The foundation, a welfare organisation that provides care for catastrophically injured players, provided funding for two bikes, to be based in Dunedin and Alexandra.
Mr Jarvie was building his strength before taking on the trail, he said.
Holden Engineering manager Shanon Arnold said he imported the bikes from Germany.
The 16-speed ''mountain drive'' system on the bikes could reach speeds of 20kmh, he said.
The bike would not go up Baldwin St but would handle the rail trail, Mr Arnold said.
Riders could change gears on the bike with their chins, he said.
A bike cost between $10,000 and $15,000 depending on functionality, Mr Arnold said.
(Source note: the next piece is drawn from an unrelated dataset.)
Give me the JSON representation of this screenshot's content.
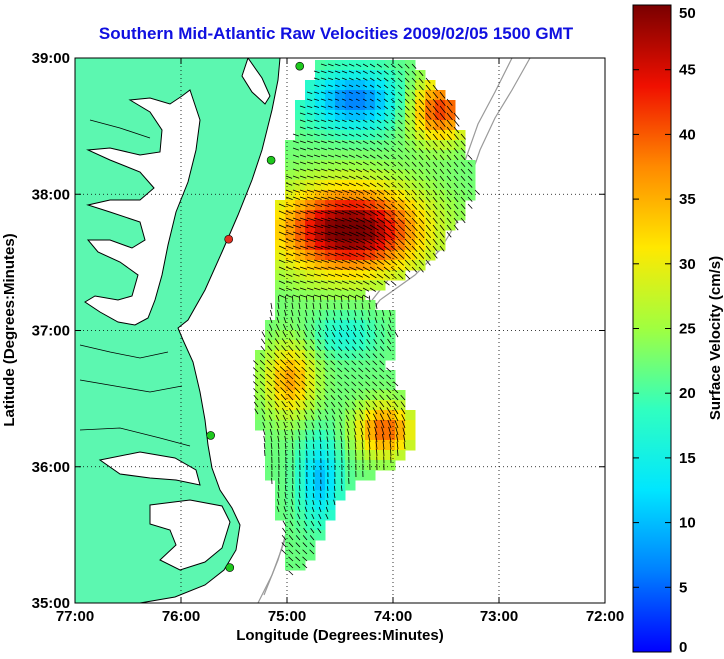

The front of the bike disconnected and then the back could be used like a wheelchair. A rider could ride to a restaurant, unclip the front of the bike and go inside to eat, he said.
The bikes were available for lease, short- or long-term, and were free for anyone in a wheelchair, Mr Arnold said.
However, there was a small fee for the technician to set the bike up for the rider, he said.